Wanted: Li Fangwei, Alias Karl Lee. Reward: $5 Million

Atta Kenare—AFP/Getty Images A military truck carrying Shalamcheh missiles drives past the presidential rostrum during the annual Army Day military parade on April 18, 2014 in Tehran

The U.S. is offering a huge reward for information on Chinese businessman Li Fangwei, alias Karl Lee, after accusing him of being a “principal supplier” of ballistic-missile parts to Iran. He faces several charges and if caught and convicted could face decades in prison

The U.S. has put a $5 million bounty on a Chinese businessman accused of selling ballistic-missile parts to Iran, authorities said Tuesday.

U.S. authorities have also put eight trading firms that were allegedly operated by Li Fangwei on a sanctions list and seized close to $7 million attributed to Li’s front companies.
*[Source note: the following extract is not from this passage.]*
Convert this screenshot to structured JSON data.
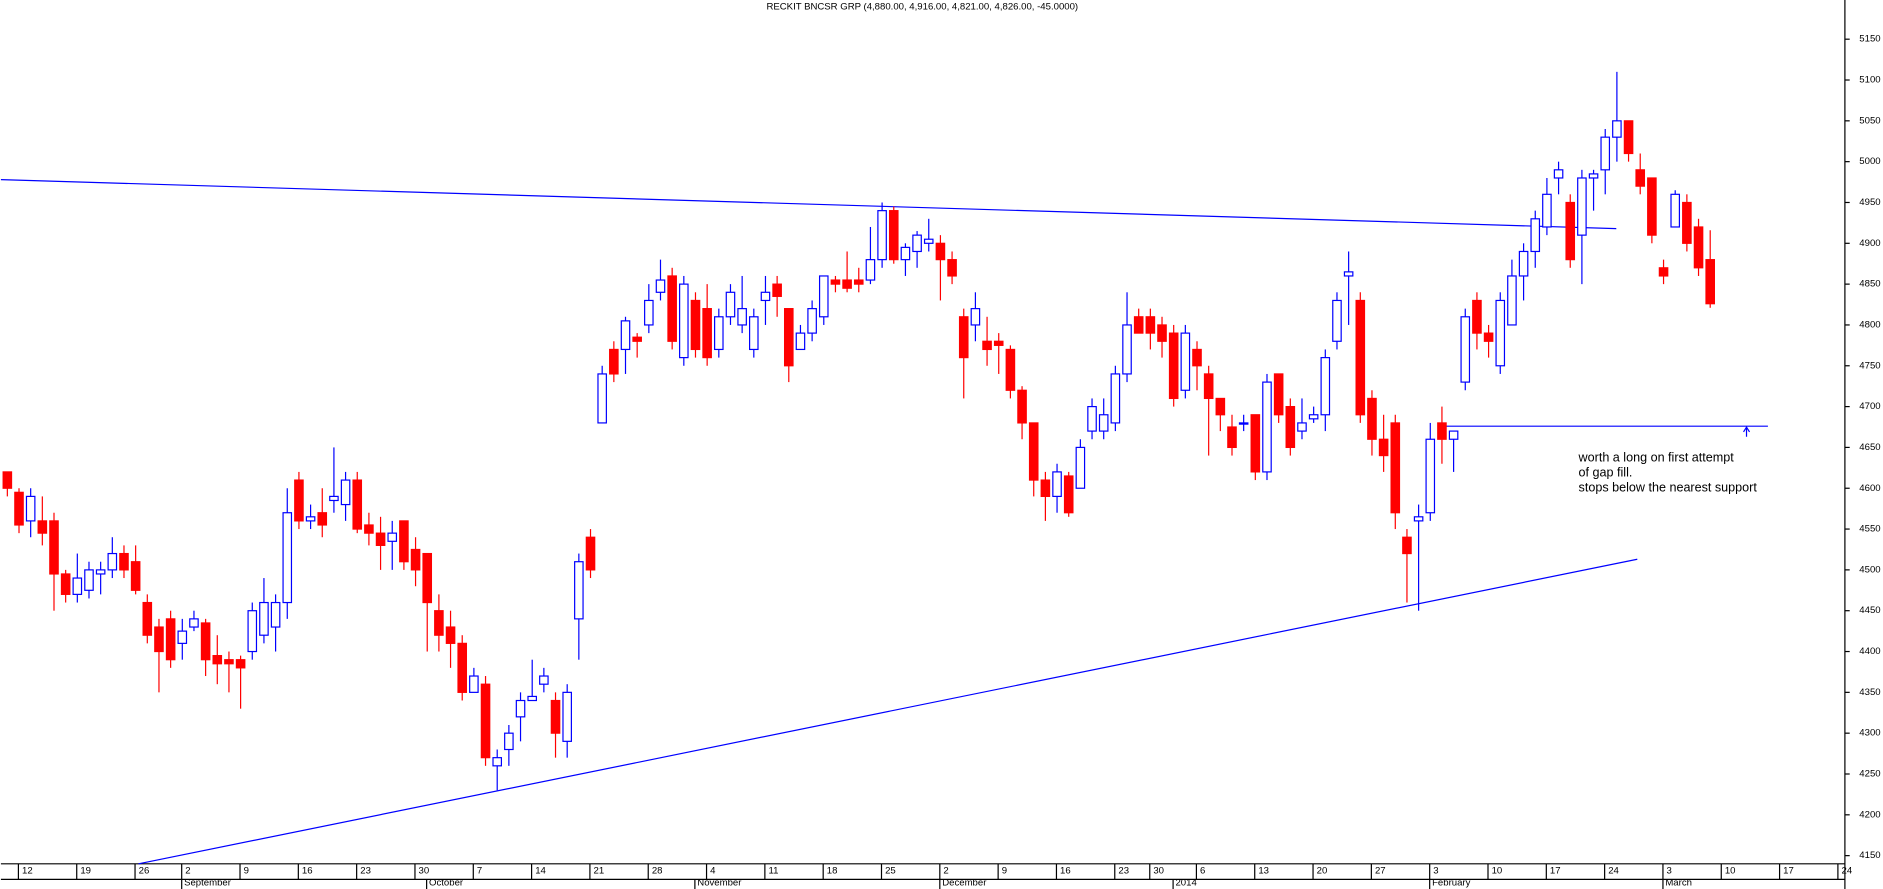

Li, who is better known by the alias of Karl Lee, has been prohibited from doing business with U.S. companies since 2006.
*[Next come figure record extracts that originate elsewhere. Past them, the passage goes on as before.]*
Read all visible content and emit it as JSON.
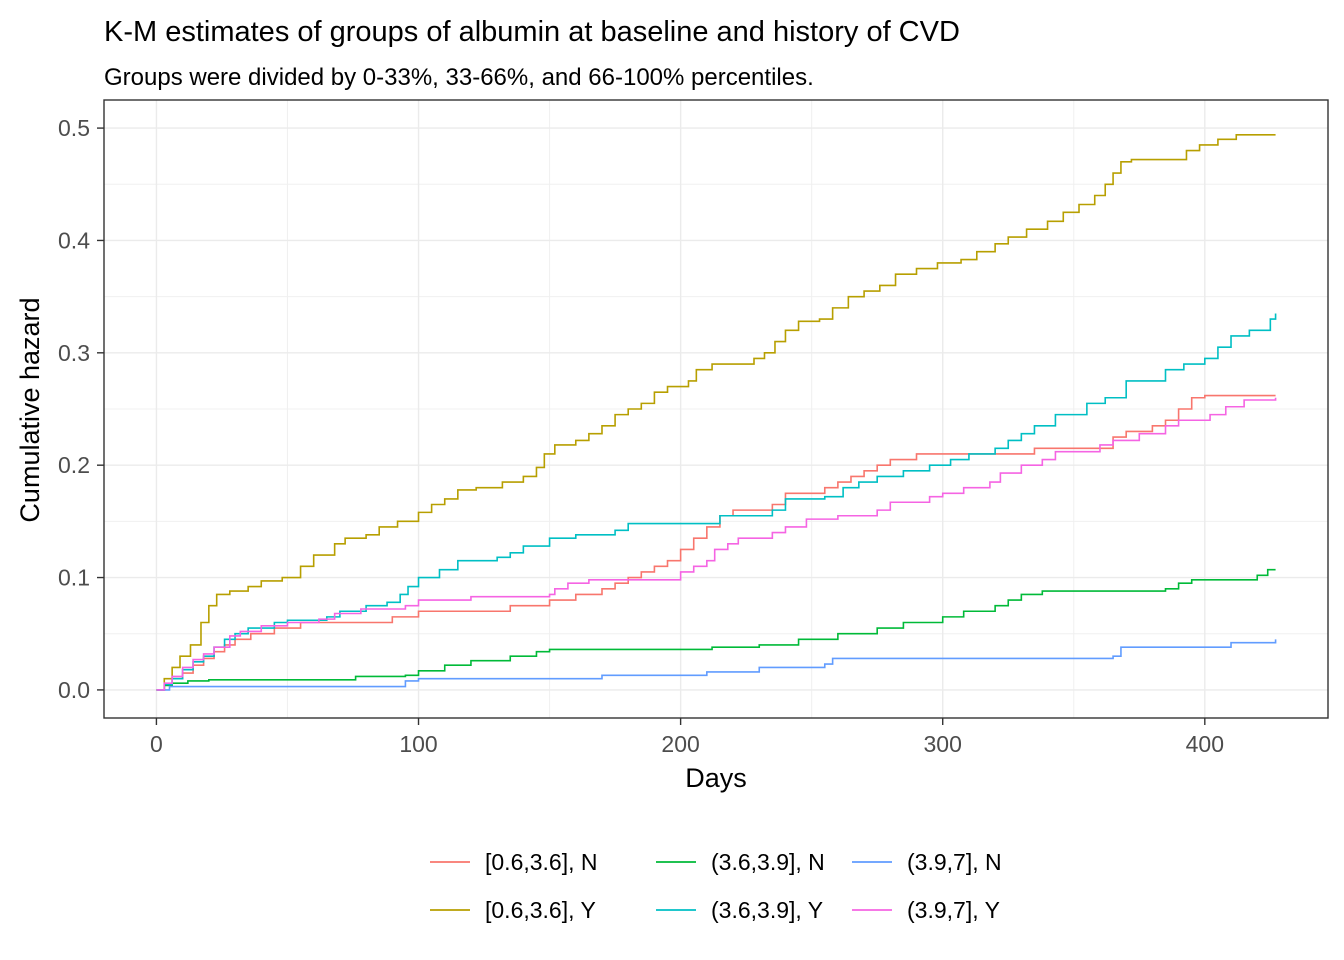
{
  "chart_data": {
    "type": "line",
    "step": true,
    "title": "K-M estimates of groups of albumin at baseline and history of CVD",
    "subtitle": "Groups were divided by 0-33%, 33-66%, and 66-100% percentiles.",
    "xlabel": "Days",
    "ylabel": "Cumulative hazard",
    "xlim": [
      -20,
      447
    ],
    "ylim": [
      -0.025,
      0.525
    ],
    "xticks": [
      0,
      100,
      200,
      300,
      400
    ],
    "xtick_labels": [
      "0",
      "100",
      "200",
      "300",
      "400"
    ],
    "yticks": [
      0.0,
      0.1,
      0.2,
      0.3,
      0.4,
      0.5
    ],
    "ytick_labels": [
      "0.0",
      "0.1",
      "0.2",
      "0.3",
      "0.4",
      "0.5"
    ],
    "grid": true,
    "legend_position": "bottom",
    "series": [
      {
        "name": "[0.6,3.6], N",
        "color": "#F8766D",
        "points": [
          [
            0,
            0
          ],
          [
            3,
            0.005
          ],
          [
            6,
            0.01
          ],
          [
            10,
            0.015
          ],
          [
            14,
            0.022
          ],
          [
            18,
            0.028
          ],
          [
            22,
            0.034
          ],
          [
            26,
            0.04
          ],
          [
            30,
            0.045
          ],
          [
            36,
            0.05
          ],
          [
            45,
            0.055
          ],
          [
            55,
            0.06
          ],
          [
            70,
            0.06
          ],
          [
            90,
            0.065
          ],
          [
            100,
            0.07
          ],
          [
            120,
            0.07
          ],
          [
            135,
            0.075
          ],
          [
            150,
            0.08
          ],
          [
            160,
            0.085
          ],
          [
            170,
            0.09
          ],
          [
            175,
            0.095
          ],
          [
            180,
            0.1
          ],
          [
            185,
            0.105
          ],
          [
            190,
            0.11
          ],
          [
            195,
            0.115
          ],
          [
            200,
            0.125
          ],
          [
            205,
            0.135
          ],
          [
            210,
            0.145
          ],
          [
            215,
            0.155
          ],
          [
            220,
            0.16
          ],
          [
            235,
            0.165
          ],
          [
            240,
            0.175
          ],
          [
            255,
            0.18
          ],
          [
            260,
            0.185
          ],
          [
            265,
            0.19
          ],
          [
            270,
            0.195
          ],
          [
            275,
            0.2
          ],
          [
            280,
            0.205
          ],
          [
            290,
            0.21
          ],
          [
            320,
            0.21
          ],
          [
            335,
            0.215
          ],
          [
            360,
            0.215
          ],
          [
            365,
            0.225
          ],
          [
            370,
            0.23
          ],
          [
            380,
            0.235
          ],
          [
            385,
            0.24
          ],
          [
            390,
            0.25
          ],
          [
            395,
            0.26
          ],
          [
            400,
            0.262
          ],
          [
            427,
            0.262
          ]
        ]
      },
      {
        "name": "[0.6,3.6], Y",
        "color": "#B79F00",
        "points": [
          [
            0,
            0
          ],
          [
            3,
            0.01
          ],
          [
            6,
            0.02
          ],
          [
            9,
            0.03
          ],
          [
            13,
            0.04
          ],
          [
            17,
            0.06
          ],
          [
            20,
            0.075
          ],
          [
            23,
            0.085
          ],
          [
            28,
            0.088
          ],
          [
            35,
            0.092
          ],
          [
            40,
            0.097
          ],
          [
            48,
            0.1
          ],
          [
            55,
            0.11
          ],
          [
            60,
            0.12
          ],
          [
            68,
            0.13
          ],
          [
            72,
            0.135
          ],
          [
            80,
            0.138
          ],
          [
            85,
            0.145
          ],
          [
            92,
            0.15
          ],
          [
            100,
            0.158
          ],
          [
            105,
            0.165
          ],
          [
            110,
            0.17
          ],
          [
            115,
            0.178
          ],
          [
            122,
            0.18
          ],
          [
            132,
            0.185
          ],
          [
            140,
            0.19
          ],
          [
            145,
            0.198
          ],
          [
            148,
            0.21
          ],
          [
            152,
            0.218
          ],
          [
            160,
            0.222
          ],
          [
            165,
            0.228
          ],
          [
            170,
            0.235
          ],
          [
            175,
            0.245
          ],
          [
            180,
            0.25
          ],
          [
            185,
            0.255
          ],
          [
            190,
            0.265
          ],
          [
            195,
            0.27
          ],
          [
            203,
            0.275
          ],
          [
            206,
            0.285
          ],
          [
            212,
            0.29
          ],
          [
            228,
            0.295
          ],
          [
            232,
            0.3
          ],
          [
            236,
            0.31
          ],
          [
            240,
            0.32
          ],
          [
            245,
            0.328
          ],
          [
            253,
            0.33
          ],
          [
            258,
            0.34
          ],
          [
            264,
            0.35
          ],
          [
            270,
            0.355
          ],
          [
            276,
            0.36
          ],
          [
            282,
            0.37
          ],
          [
            290,
            0.375
          ],
          [
            298,
            0.38
          ],
          [
            307,
            0.383
          ],
          [
            313,
            0.39
          ],
          [
            320,
            0.397
          ],
          [
            325,
            0.403
          ],
          [
            332,
            0.41
          ],
          [
            340,
            0.417
          ],
          [
            346,
            0.425
          ],
          [
            352,
            0.432
          ],
          [
            358,
            0.44
          ],
          [
            362,
            0.45
          ],
          [
            365,
            0.46
          ],
          [
            368,
            0.47
          ],
          [
            372,
            0.472
          ],
          [
            393,
            0.48
          ],
          [
            398,
            0.485
          ],
          [
            405,
            0.49
          ],
          [
            412,
            0.494
          ],
          [
            427,
            0.494
          ]
        ]
      },
      {
        "name": "(3.6,3.9], N",
        "color": "#00BA38",
        "points": [
          [
            0,
            0
          ],
          [
            3,
            0.004
          ],
          [
            6,
            0.006
          ],
          [
            12,
            0.008
          ],
          [
            20,
            0.009
          ],
          [
            75,
            0.009
          ],
          [
            76,
            0.012
          ],
          [
            95,
            0.013
          ],
          [
            100,
            0.017
          ],
          [
            110,
            0.022
          ],
          [
            120,
            0.026
          ],
          [
            135,
            0.03
          ],
          [
            145,
            0.034
          ],
          [
            150,
            0.036
          ],
          [
            205,
            0.036
          ],
          [
            212,
            0.038
          ],
          [
            230,
            0.04
          ],
          [
            245,
            0.045
          ],
          [
            260,
            0.05
          ],
          [
            275,
            0.055
          ],
          [
            285,
            0.06
          ],
          [
            300,
            0.065
          ],
          [
            308,
            0.07
          ],
          [
            320,
            0.075
          ],
          [
            325,
            0.08
          ],
          [
            330,
            0.085
          ],
          [
            338,
            0.088
          ],
          [
            385,
            0.09
          ],
          [
            390,
            0.095
          ],
          [
            395,
            0.098
          ],
          [
            420,
            0.102
          ],
          [
            424,
            0.107
          ],
          [
            427,
            0.107
          ]
        ]
      },
      {
        "name": "(3.6,3.9], Y",
        "color": "#00BFC4",
        "points": [
          [
            0,
            0
          ],
          [
            3,
            0.005
          ],
          [
            6,
            0.01
          ],
          [
            10,
            0.018
          ],
          [
            14,
            0.025
          ],
          [
            18,
            0.03
          ],
          [
            22,
            0.038
          ],
          [
            26,
            0.045
          ],
          [
            30,
            0.05
          ],
          [
            35,
            0.055
          ],
          [
            45,
            0.06
          ],
          [
            50,
            0.062
          ],
          [
            65,
            0.065
          ],
          [
            70,
            0.07
          ],
          [
            80,
            0.075
          ],
          [
            88,
            0.078
          ],
          [
            93,
            0.085
          ],
          [
            96,
            0.092
          ],
          [
            100,
            0.1
          ],
          [
            108,
            0.107
          ],
          [
            115,
            0.115
          ],
          [
            130,
            0.118
          ],
          [
            135,
            0.122
          ],
          [
            140,
            0.128
          ],
          [
            150,
            0.135
          ],
          [
            160,
            0.138
          ],
          [
            175,
            0.142
          ],
          [
            180,
            0.148
          ],
          [
            210,
            0.148
          ],
          [
            215,
            0.155
          ],
          [
            235,
            0.16
          ],
          [
            240,
            0.17
          ],
          [
            255,
            0.172
          ],
          [
            262,
            0.18
          ],
          [
            268,
            0.185
          ],
          [
            275,
            0.19
          ],
          [
            285,
            0.195
          ],
          [
            295,
            0.2
          ],
          [
            303,
            0.205
          ],
          [
            310,
            0.21
          ],
          [
            320,
            0.215
          ],
          [
            325,
            0.222
          ],
          [
            330,
            0.228
          ],
          [
            335,
            0.235
          ],
          [
            343,
            0.245
          ],
          [
            355,
            0.255
          ],
          [
            362,
            0.26
          ],
          [
            370,
            0.275
          ],
          [
            385,
            0.285
          ],
          [
            392,
            0.29
          ],
          [
            400,
            0.295
          ],
          [
            405,
            0.305
          ],
          [
            410,
            0.315
          ],
          [
            417,
            0.32
          ],
          [
            425,
            0.33
          ],
          [
            427,
            0.335
          ]
        ]
      },
      {
        "name": "(3.9,7], N",
        "color": "#619CFF",
        "points": [
          [
            0,
            0
          ],
          [
            5,
            0.003
          ],
          [
            60,
            0.003
          ],
          [
            95,
            0.008
          ],
          [
            100,
            0.01
          ],
          [
            165,
            0.01
          ],
          [
            170,
            0.013
          ],
          [
            210,
            0.016
          ],
          [
            230,
            0.02
          ],
          [
            255,
            0.023
          ],
          [
            258,
            0.028
          ],
          [
            365,
            0.03
          ],
          [
            368,
            0.038
          ],
          [
            410,
            0.042
          ],
          [
            427,
            0.045
          ]
        ]
      },
      {
        "name": "(3.9,7], Y",
        "color": "#F564E3",
        "points": [
          [
            0,
            0
          ],
          [
            3,
            0.006
          ],
          [
            6,
            0.012
          ],
          [
            10,
            0.02
          ],
          [
            14,
            0.027
          ],
          [
            18,
            0.032
          ],
          [
            22,
            0.038
          ],
          [
            28,
            0.048
          ],
          [
            32,
            0.052
          ],
          [
            40,
            0.057
          ],
          [
            50,
            0.06
          ],
          [
            62,
            0.063
          ],
          [
            68,
            0.068
          ],
          [
            78,
            0.072
          ],
          [
            95,
            0.075
          ],
          [
            100,
            0.08
          ],
          [
            115,
            0.08
          ],
          [
            120,
            0.083
          ],
          [
            150,
            0.085
          ],
          [
            152,
            0.09
          ],
          [
            157,
            0.095
          ],
          [
            165,
            0.098
          ],
          [
            200,
            0.105
          ],
          [
            205,
            0.11
          ],
          [
            210,
            0.115
          ],
          [
            213,
            0.125
          ],
          [
            218,
            0.13
          ],
          [
            222,
            0.135
          ],
          [
            235,
            0.14
          ],
          [
            240,
            0.145
          ],
          [
            248,
            0.152
          ],
          [
            260,
            0.155
          ],
          [
            275,
            0.16
          ],
          [
            280,
            0.167
          ],
          [
            295,
            0.172
          ],
          [
            300,
            0.175
          ],
          [
            308,
            0.18
          ],
          [
            318,
            0.185
          ],
          [
            322,
            0.193
          ],
          [
            330,
            0.2
          ],
          [
            338,
            0.205
          ],
          [
            343,
            0.212
          ],
          [
            355,
            0.212
          ],
          [
            360,
            0.218
          ],
          [
            365,
            0.222
          ],
          [
            375,
            0.228
          ],
          [
            385,
            0.235
          ],
          [
            390,
            0.24
          ],
          [
            402,
            0.245
          ],
          [
            408,
            0.252
          ],
          [
            415,
            0.258
          ],
          [
            427,
            0.26
          ]
        ]
      }
    ]
  }
}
“Li Fangwei has used subterfuge and deceit to continue to evade U.S. sanctions that had been imposed because of his illicit trade in prohibited materials with Iran,” said Preet Bharara, U.S. Attorney for the Southern District of New York.

“Previously having been exposed as a violator of those sanctions, Li spun a web of front companies to carry out prohibited transactions essentially in disguise.”

Li is charged with substantive violations of the International Emergency Economic Powers Act, two charges of conspiracy to violate it, conspiracy to launder money, wire fraud, and conspiracy to commit bank and wire fraud. If caught and convicted, he faces decades in prison.

The U.S. doesn’t have an extradition agreement with Li’s home country China, and according to U.S. officials, he hasn’t traveled to any countries where they could seize him. Any information leading to the arrest of Li will be rewarded with up to $5 million, the U.S. State Department said.